Rimedi costosi ed umilianti
In questo quadro generale, gli anziani e le loro famiglie sono costretti a provvedere da soli e sono due i principali metodi con cui sopperiscono all’assenza d’interventi dello Stato:

  • o mediante l’assunzione di un’assistente, chiamata genericamente “badante” ma che in realtà dovrebbe essere un’”operatrice socio assistenziale” (OSA) la quale però è costosa (almeno dieci euro l’ora) sia per la retribuzione che per i contributi;
  • o mediante il ricovero in una casa di riposo. In questo caso, oltre alla spesa ingente, poiché sono assai poche le “residenze sanitarie assistenziali” (RSA) gestite dalle ASL, si ricorre a quelle private, che negli ultimi anni sono sorte a dismisura. Ma spesso queste case di riposo private sono mal gestite: locali poco adatti; personale insufficiente e non qualificato; assenza di assistenza medica. Oltre a ciò, vi sono anche casi autentici di criminali che speculano sulle condizioni precarie degli anziani, causandone a volte la morte: la cronaca nera ci racconta spesso episodi del genere.
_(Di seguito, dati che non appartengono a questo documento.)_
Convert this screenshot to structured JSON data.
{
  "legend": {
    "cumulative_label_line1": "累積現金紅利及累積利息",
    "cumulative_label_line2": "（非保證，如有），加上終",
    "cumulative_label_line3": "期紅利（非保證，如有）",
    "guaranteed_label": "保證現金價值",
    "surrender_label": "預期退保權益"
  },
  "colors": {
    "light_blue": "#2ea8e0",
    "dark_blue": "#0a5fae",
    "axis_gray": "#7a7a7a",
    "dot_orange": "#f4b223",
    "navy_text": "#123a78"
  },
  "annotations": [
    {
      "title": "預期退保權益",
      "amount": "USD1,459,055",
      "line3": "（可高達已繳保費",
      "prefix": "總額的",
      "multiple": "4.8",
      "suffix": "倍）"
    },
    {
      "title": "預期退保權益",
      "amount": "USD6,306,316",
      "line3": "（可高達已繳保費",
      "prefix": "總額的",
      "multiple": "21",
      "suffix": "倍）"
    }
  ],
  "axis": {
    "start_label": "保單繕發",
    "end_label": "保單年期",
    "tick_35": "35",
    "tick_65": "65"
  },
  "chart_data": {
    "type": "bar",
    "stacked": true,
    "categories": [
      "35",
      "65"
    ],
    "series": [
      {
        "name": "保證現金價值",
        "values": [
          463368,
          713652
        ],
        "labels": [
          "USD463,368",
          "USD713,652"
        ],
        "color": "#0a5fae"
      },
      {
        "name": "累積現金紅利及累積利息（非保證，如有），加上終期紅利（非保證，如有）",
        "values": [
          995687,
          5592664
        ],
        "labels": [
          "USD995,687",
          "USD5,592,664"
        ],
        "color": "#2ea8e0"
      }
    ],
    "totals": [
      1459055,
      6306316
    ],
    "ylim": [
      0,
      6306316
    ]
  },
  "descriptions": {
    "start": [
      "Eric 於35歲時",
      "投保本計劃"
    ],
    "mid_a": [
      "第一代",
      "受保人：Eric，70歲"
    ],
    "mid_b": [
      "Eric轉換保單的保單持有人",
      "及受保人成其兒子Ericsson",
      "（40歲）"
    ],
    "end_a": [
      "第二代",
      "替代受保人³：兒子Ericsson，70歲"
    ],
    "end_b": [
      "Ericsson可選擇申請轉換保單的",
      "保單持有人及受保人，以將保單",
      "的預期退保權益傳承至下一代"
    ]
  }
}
Esse dovrebbero essere autorizzate e controllate dalle Regioni, cosa che non avviene quasi mai.

Il ruolo del Sindacato
Il Sindacato deve farsi carico di questi problemi ed i livelli d’intervento sono essenzialmente due:

  • quello politico, intervenendo sul Parlamento affinché aumenti la spesa sanitaria, diminuisca od elimini i tickets per gli anziani anche superando i limiti reddituali esistenti, introduca norme di consistenti agevolazioni fiscali per fronteggiare le maggiori spese di cura che comunque un anziano sopporta, stabilire la detrazione dal reddito del costo dell’assistente domiciliare (la “badante”);
  • quello locale ed amministrativo, intervenendo presso le Regioni – cui è demandata la gestione del servizio sanitario – per istituire corsie preferenziali per le visite specialistiche e le analisi, potenziare i servizi di assistenza domiciliare integrata o programmata, ampliare il numero delle RSA, e soprattutto controllare accuratamente – servendosi anche della Guardia di Finanza e dei Carabinieri – la gestione delle numerose Case di Riposo private.

In questi compiti, è opportuna una collaborazione tra i sindacati dei pensionati, dei medici e della sanità d’intesa con la segreteria generale della Confederazione al fine di meglio realizzare interventi a favore dei nostri connazionali anziani.